В небе, опустевшем и пустынном, не было ни угрозы, ни утешения: я смотрел на него, изменившееся, перевернутое и разбитое в воде, близкий отсвет, а не таинственное пространство. Отблески кварцевых плиток виднелись в чистой воде, словно брюшки рыб, спящих или умирающих на мелком дне, притаившиеся и неподвижные наподобие моих мыслей, но они-то всплывут, не останутся на дне души. Пусть их, пусть они встают, оживая, когда я смогу принять их со смыслом, который не будет только предвестием. Сейчас они спокойны, и, может быть, мои чувства радуются в затишье, которое, я не знаю сколько, будет продолжаться, освобожденные и предоставленные сами себе.
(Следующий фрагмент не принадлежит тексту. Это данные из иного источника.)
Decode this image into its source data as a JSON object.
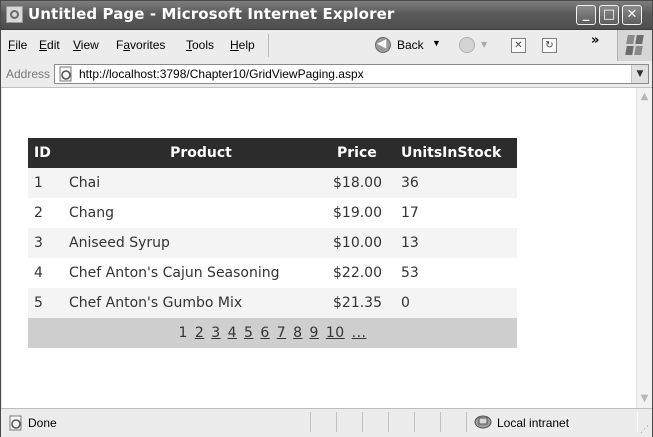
{
  "window": {
    "title": "Untitled Page - Microsoft Internet Explorer"
  },
  "menu": {
    "items": [
      {
        "label": "File",
        "u": "F",
        "rest": "ile"
      },
      {
        "label": "Edit",
        "u": "E",
        "rest": "dit"
      },
      {
        "label": "View",
        "u": "V",
        "rest": "iew"
      },
      {
        "label": "Favorites",
        "pre": "F",
        "u": "a",
        "rest": "vorites"
      },
      {
        "label": "Tools",
        "u": "T",
        "rest": "ools"
      },
      {
        "label": "Help",
        "u": "H",
        "rest": "elp"
      }
    ],
    "back_label": "Back",
    "chevron": "»"
  },
  "address": {
    "label": "Address",
    "url": "http://localhost:3798/Chapter10/GridViewPaging.aspx"
  },
  "grid": {
    "headers": [
      "ID",
      "Product",
      "Price",
      "UnitsInStock"
    ],
    "rows": [
      [
        "1",
        "Chai",
        "$18.00",
        "36"
      ],
      [
        "2",
        "Chang",
        "$19.00",
        "17"
      ],
      [
        "3",
        "Aniseed Syrup",
        "$10.00",
        "13"
      ],
      [
        "4",
        "Chef Anton's Cajun Seasoning",
        "$22.00",
        "53"
      ],
      [
        "5",
        "Chef Anton's Gumbo Mix",
        "$21.35",
        "0"
      ]
    ],
    "pager": {
      "current": "1",
      "pages": [
        "2",
        "3",
        "4",
        "5",
        "6",
        "7",
        "8",
        "9",
        "10",
        "..."
      ]
    }
  },
  "status": {
    "text": "Done",
    "zone": "Local intranet"
  },
  "colors": {
    "header_bg": "#2c2c2c",
    "pager_bg": "#cfcfcf",
    "alt_row": "#f4f4f4"
  }
}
К моему удивлению, чувства мои чисты и невинны, когда я не перегружаю их насилием мысли или желаний, они освобождают меня самого и возвращают мне мир, какое-то далекое состояние, которое, может быть, и вовсе не существовало, оно настолько прекрасно и чисто, что я не верю в его минувшее бытие, хотя память хранит его. Лучшим было бы невозможное – вернуться в мечту, в неосознанное детство, в защищенное блаженство жаркого и темного праисточника. Я не ощущал печали и безумия подобного стремления, которое не было желанием, ибо было неосуществимо, как мысль. Оно парило во мне, кат; притушенный свет, обращенный куда-то в невозможное, в несуществующее. И река текла обратно, мелкие морщины ее, окованные серебром луны, не двигались, и река снова текла к своему истоку, каменная рыба с белым животом выплыла! на поверхность, а река снова текла к своему истоку.
И тогда до моего сознания дошло, что это оживает мысль, начавшая преобразовывать то, что я вижу и слышу, в боль, в воспоминание, в неосуществимые желания. Выжатая губка моего мозга снова стала насыщаться влагой. Я ненадолго расставался с самим собой.
4
Неужели вы думаете, что человек может добиться желаемого?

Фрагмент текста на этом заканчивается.